It’s been said that speed kills. But in cyber warfare, speed heals. That’s because with today’s advanced cyberattacks, you need to move faster than the attackers to minimize damage.
Here’s an example. Remember the 2014 attack on Home Depot? It resulted in hackers stealing credit card information from an estimated 50 million customers. But what if it was possible to intervene during that attack and limit those losses to just 500 cards? Or even 50 cards?
Achieving Acceptable Losses in Cyber Warfare
This is the concept of acceptable loss, which means accepting the fact that you can’t stop every threat. Of course, no one wants to suffer losses. But sometimes the optimal outcome is not stopping threats completely, it’s ensuring that the damage is minimal.
The fact is, intruders will get into your environment. But once they’re in, with the right cybersecurity solutions you can stop them in place before they inflict too much damage. So, how is this achieved?
Let’s start by examining today’s cyber security landscape. Research from Ponemon Institute shows that, on average, it takes 206 days before a cyber intrusion is detected. Why is that? Because most regulatory compliance mandates require password changes every 90 days.
But if you’re changing your passwords every 90 days and somebody breaks in on day one, how long will they have access to your environment with that credential?
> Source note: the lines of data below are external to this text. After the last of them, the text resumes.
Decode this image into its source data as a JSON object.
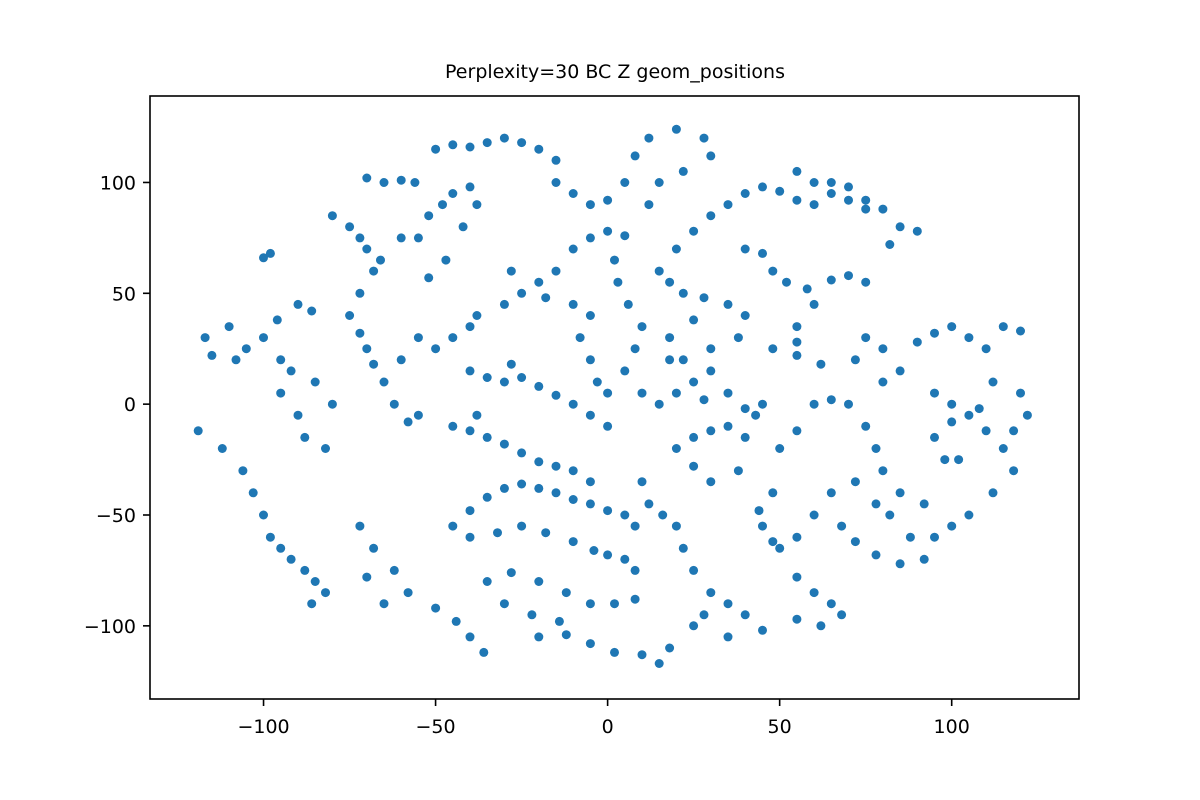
{
  "chart_data": {
    "type": "scatter",
    "title": "Perplexity=30 BC Z geom_positions",
    "xlabel": "",
    "ylabel": "",
    "xlim": [
      -133,
      137
    ],
    "ylim": [
      -133,
      139
    ],
    "grid": false,
    "marker_color": "#1f77b4",
    "x_ticks": [
      {
        "value": -100,
        "label": "−100"
      },
      {
        "value": -50,
        "label": "−50"
      },
      {
        "value": 0,
        "label": "0"
      },
      {
        "value": 50,
        "label": "50"
      },
      {
        "value": 100,
        "label": "100"
      }
    ],
    "y_ticks": [
      {
        "value": 100,
        "label": "100"
      },
      {
        "value": 50,
        "label": "50"
      },
      {
        "value": 0,
        "label": "0"
      },
      {
        "value": -50,
        "label": "−50"
      },
      {
        "value": -100,
        "label": "−100"
      }
    ],
    "series": [
      {
        "points": [
          [
            -117,
            30
          ],
          [
            -115,
            22
          ],
          [
            -110,
            35
          ],
          [
            -105,
            25
          ],
          [
            -100,
            30
          ],
          [
            -96,
            38
          ],
          [
            -90,
            45
          ],
          [
            -86,
            42
          ],
          [
            -95,
            20
          ],
          [
            -108,
            20
          ],
          [
            -119,
            -12
          ],
          [
            -112,
            -20
          ],
          [
            -106,
            -30
          ],
          [
            -103,
            -40
          ],
          [
            -100,
            -50
          ],
          [
            -98,
            -60
          ],
          [
            -95,
            -65
          ],
          [
            -92,
            -70
          ],
          [
            -88,
            -75
          ],
          [
            -85,
            -80
          ],
          [
            -82,
            -85
          ],
          [
            -86,
            -90
          ],
          [
            -100,
            66
          ],
          [
            -98,
            68
          ],
          [
            -95,
            5
          ],
          [
            -90,
            -5
          ],
          [
            -85,
            10
          ],
          [
            -88,
            -15
          ],
          [
            -80,
            0
          ],
          [
            -82,
            -20
          ],
          [
            -92,
            15
          ],
          [
            -80,
            85
          ],
          [
            -75,
            80
          ],
          [
            -72,
            75
          ],
          [
            -70,
            70
          ],
          [
            -68,
            60
          ],
          [
            -72,
            50
          ],
          [
            -75,
            40
          ],
          [
            -66,
            65
          ],
          [
            -60,
            75
          ],
          [
            -70,
            102
          ],
          [
            -65,
            100
          ],
          [
            -60,
            101
          ],
          [
            -56,
            100
          ],
          [
            -70,
            25
          ],
          [
            -68,
            18
          ],
          [
            -65,
            10
          ],
          [
            -62,
            0
          ],
          [
            -58,
            -8
          ],
          [
            -72,
            32
          ],
          [
            -55,
            -5
          ],
          [
            -72,
            -55
          ],
          [
            -68,
            -65
          ],
          [
            -62,
            -75
          ],
          [
            -58,
            -85
          ],
          [
            -50,
            -92
          ],
          [
            -44,
            -98
          ],
          [
            -40,
            -105
          ],
          [
            -36,
            -112
          ],
          [
            -70,
            -78
          ],
          [
            -65,
            -90
          ],
          [
            -45,
            -55
          ],
          [
            -40,
            -48
          ],
          [
            -35,
            -42
          ],
          [
            -30,
            -38
          ],
          [
            -25,
            -36
          ],
          [
            -20,
            -38
          ],
          [
            -15,
            -40
          ],
          [
            -10,
            -43
          ],
          [
            -5,
            -45
          ],
          [
            0,
            -48
          ],
          [
            5,
            -50
          ],
          [
            8,
            -55
          ],
          [
            -40,
            -60
          ],
          [
            -32,
            -58
          ],
          [
            -25,
            -55
          ],
          [
            -18,
            -58
          ],
          [
            -10,
            -62
          ],
          [
            -4,
            -66
          ],
          [
            0,
            -68
          ],
          [
            5,
            -70
          ],
          [
            8,
            -75
          ],
          [
            -35,
            -80
          ],
          [
            -28,
            -76
          ],
          [
            -20,
            -80
          ],
          [
            -12,
            -85
          ],
          [
            -5,
            -90
          ],
          [
            2,
            -90
          ],
          [
            8,
            -88
          ],
          [
            -30,
            -90
          ],
          [
            -22,
            -95
          ],
          [
            -14,
            -98
          ],
          [
            -5,
            -108
          ],
          [
            2,
            -112
          ],
          [
            10,
            -113
          ],
          [
            18,
            -110
          ],
          [
            25,
            -100
          ],
          [
            28,
            -95
          ],
          [
            -12,
            -104
          ],
          [
            -20,
            -105
          ],
          [
            15,
            -117
          ],
          [
            -55,
            75
          ],
          [
            -52,
            85
          ],
          [
            -48,
            90
          ],
          [
            -45,
            95
          ],
          [
            -40,
            98
          ],
          [
            -38,
            90
          ],
          [
            -42,
            80
          ],
          [
            -47,
            65
          ],
          [
            -52,
            57
          ],
          [
            -50,
            115
          ],
          [
            -45,
            117
          ],
          [
            -40,
            116
          ],
          [
            -35,
            118
          ],
          [
            -30,
            120
          ],
          [
            -25,
            118
          ],
          [
            -20,
            115
          ],
          [
            -15,
            110
          ],
          [
            -15,
            100
          ],
          [
            -10,
            95
          ],
          [
            -5,
            90
          ],
          [
            0,
            92
          ],
          [
            5,
            100
          ],
          [
            8,
            112
          ],
          [
            12,
            120
          ],
          [
            20,
            124
          ],
          [
            28,
            120
          ],
          [
            30,
            112
          ],
          [
            22,
            105
          ],
          [
            15,
            100
          ],
          [
            12,
            90
          ],
          [
            -60,
            20
          ],
          [
            -55,
            30
          ],
          [
            -50,
            25
          ],
          [
            -45,
            30
          ],
          [
            -40,
            35
          ],
          [
            -38,
            40
          ],
          [
            -30,
            45
          ],
          [
            -25,
            50
          ],
          [
            -20,
            55
          ],
          [
            -15,
            60
          ],
          [
            -10,
            70
          ],
          [
            -5,
            75
          ],
          [
            0,
            78
          ],
          [
            5,
            76
          ],
          [
            -28,
            60
          ],
          [
            -18,
            48
          ],
          [
            -45,
            -10
          ],
          [
            -40,
            -12
          ],
          [
            -35,
            -15
          ],
          [
            -30,
            -18
          ],
          [
            -25,
            -22
          ],
          [
            -20,
            -26
          ],
          [
            -15,
            -28
          ],
          [
            -10,
            -30
          ],
          [
            -5,
            -35
          ],
          [
            -38,
            -5
          ],
          [
            -40,
            15
          ],
          [
            -35,
            12
          ],
          [
            -30,
            10
          ],
          [
            -25,
            12
          ],
          [
            -20,
            8
          ],
          [
            -15,
            4
          ],
          [
            -10,
            0
          ],
          [
            -5,
            -5
          ],
          [
            0,
            -10
          ],
          [
            -28,
            18
          ],
          [
            -10,
            45
          ],
          [
            -5,
            40
          ],
          [
            -8,
            30
          ],
          [
            -5,
            20
          ],
          [
            -3,
            10
          ],
          [
            0,
            5
          ],
          [
            5,
            15
          ],
          [
            8,
            25
          ],
          [
            10,
            35
          ],
          [
            6,
            45
          ],
          [
            3,
            55
          ],
          [
            2,
            65
          ],
          [
            10,
            -35
          ],
          [
            12,
            -45
          ],
          [
            16,
            -50
          ],
          [
            20,
            -55
          ],
          [
            22,
            -65
          ],
          [
            25,
            -75
          ],
          [
            30,
            -85
          ],
          [
            35,
            -90
          ],
          [
            40,
            -95
          ],
          [
            45,
            -102
          ],
          [
            35,
            -105
          ],
          [
            20,
            -20
          ],
          [
            25,
            -15
          ],
          [
            30,
            -12
          ],
          [
            35,
            -10
          ],
          [
            40,
            -15
          ],
          [
            43,
            -5
          ],
          [
            38,
            -30
          ],
          [
            30,
            -35
          ],
          [
            25,
            -28
          ],
          [
            45,
            -55
          ],
          [
            48,
            -62
          ],
          [
            10,
            5
          ],
          [
            15,
            0
          ],
          [
            20,
            5
          ],
          [
            25,
            10
          ],
          [
            30,
            15
          ],
          [
            35,
            5
          ],
          [
            40,
            -2
          ],
          [
            45,
            0
          ],
          [
            18,
            20
          ],
          [
            28,
            2
          ],
          [
            15,
            60
          ],
          [
            20,
            70
          ],
          [
            25,
            78
          ],
          [
            30,
            85
          ],
          [
            35,
            90
          ],
          [
            40,
            95
          ],
          [
            45,
            98
          ],
          [
            50,
            96
          ],
          [
            55,
            92
          ],
          [
            60,
            90
          ],
          [
            65,
            95
          ],
          [
            70,
            92
          ],
          [
            75,
            88
          ],
          [
            18,
            55
          ],
          [
            22,
            50
          ],
          [
            28,
            48
          ],
          [
            35,
            45
          ],
          [
            40,
            40
          ],
          [
            38,
            30
          ],
          [
            30,
            25
          ],
          [
            22,
            20
          ],
          [
            18,
            30
          ],
          [
            25,
            38
          ],
          [
            48,
            25
          ],
          [
            55,
            22
          ],
          [
            62,
            18
          ],
          [
            55,
            28
          ],
          [
            40,
            70
          ],
          [
            45,
            68
          ],
          [
            48,
            60
          ],
          [
            52,
            55
          ],
          [
            58,
            52
          ],
          [
            65,
            56
          ],
          [
            70,
            58
          ],
          [
            75,
            55
          ],
          [
            60,
            45
          ],
          [
            55,
            35
          ],
          [
            55,
            105
          ],
          [
            60,
            100
          ],
          [
            65,
            100
          ],
          [
            70,
            98
          ],
          [
            75,
            92
          ],
          [
            80,
            88
          ],
          [
            85,
            80
          ],
          [
            90,
            78
          ],
          [
            82,
            72
          ],
          [
            50,
            -20
          ],
          [
            55,
            -12
          ],
          [
            60,
            0
          ],
          [
            65,
            2
          ],
          [
            70,
            0
          ],
          [
            75,
            -10
          ],
          [
            78,
            -20
          ],
          [
            80,
            -30
          ],
          [
            72,
            -35
          ],
          [
            65,
            -40
          ],
          [
            60,
            -50
          ],
          [
            55,
            -60
          ],
          [
            48,
            -40
          ],
          [
            44,
            -48
          ],
          [
            50,
            -65
          ],
          [
            55,
            -78
          ],
          [
            60,
            -85
          ],
          [
            65,
            -90
          ],
          [
            68,
            -95
          ],
          [
            62,
            -100
          ],
          [
            55,
            -97
          ],
          [
            68,
            -55
          ],
          [
            72,
            -62
          ],
          [
            78,
            -68
          ],
          [
            85,
            -72
          ],
          [
            92,
            -70
          ],
          [
            88,
            -60
          ],
          [
            82,
            -50
          ],
          [
            85,
            -40
          ],
          [
            78,
            -45
          ],
          [
            72,
            20
          ],
          [
            75,
            30
          ],
          [
            80,
            25
          ],
          [
            85,
            15
          ],
          [
            90,
            28
          ],
          [
            95,
            32
          ],
          [
            100,
            35
          ],
          [
            105,
            30
          ],
          [
            110,
            25
          ],
          [
            115,
            35
          ],
          [
            120,
            33
          ],
          [
            80,
            10
          ],
          [
            95,
            5
          ],
          [
            100,
            0
          ],
          [
            105,
            -5
          ],
          [
            110,
            -12
          ],
          [
            115,
            -20
          ],
          [
            118,
            -30
          ],
          [
            112,
            -40
          ],
          [
            105,
            -50
          ],
          [
            100,
            -55
          ],
          [
            95,
            -60
          ],
          [
            92,
            -45
          ],
          [
            98,
            -25
          ],
          [
            112,
            10
          ],
          [
            120,
            5
          ],
          [
            122,
            -5
          ],
          [
            118,
            -12
          ],
          [
            108,
            -2
          ],
          [
            95,
            -15
          ],
          [
            100,
            -8
          ],
          [
            102,
            -25
          ]
        ]
      }
    ]
  }
}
At least 90 days – and that’s assuming you really do change your credentials after 90 days. If you can’t detect them, and you’re not changing all your credentials, they’ll be in there for 90 days or 206 days … or maybe even longer.
Now suppose instead that password lifetimes were measured in, for example, one day instead of months. Then, imagine that someone breaks in and steals one of your credentials. Or one of your IT administrators with privileged access leaves the organization. Under this scenario, at the end of a 24-hour cycle they can no longer get into your environment with those credentials.
Rapid, Automated Password Rotation is Key
To accomplish this, you must be able to automate the lifecycle of privileged identities for administrative access. Many of today’s most advanced cyberattacks are automated. You need to counter these attacks with automated security. That means throwing out the traditional concept of having people changing privileged passwords and automate the lifecycle of privileged credential management from beginning to end.
Automated, continuous password changes can be the best friend for IT shops, because IT no longer must engage in the time-consuming (and impractical) task of finding, tracking and changing passwords for administrative accounts. Instead, credentials are continuously updated in an automated manner behind the scenes.
This concept stops cyberattacks in their tracks. Think about what usually happens. Someone breaks into an environment, steals a credential, and sets up shop. What if that attacker came back just one day later, all the passwords were updated, and he no longer had access? At that point he isn’t the attacker anymore. Now you’re analyzing his attack and he’s the one being hunted.
So how fast do these automated password updates need to happen? Consider this. Just one node of our privileged remote access management technology can handle about 2,000 machines per minute.
And that speed keeps our customers one step ahead of the attackers.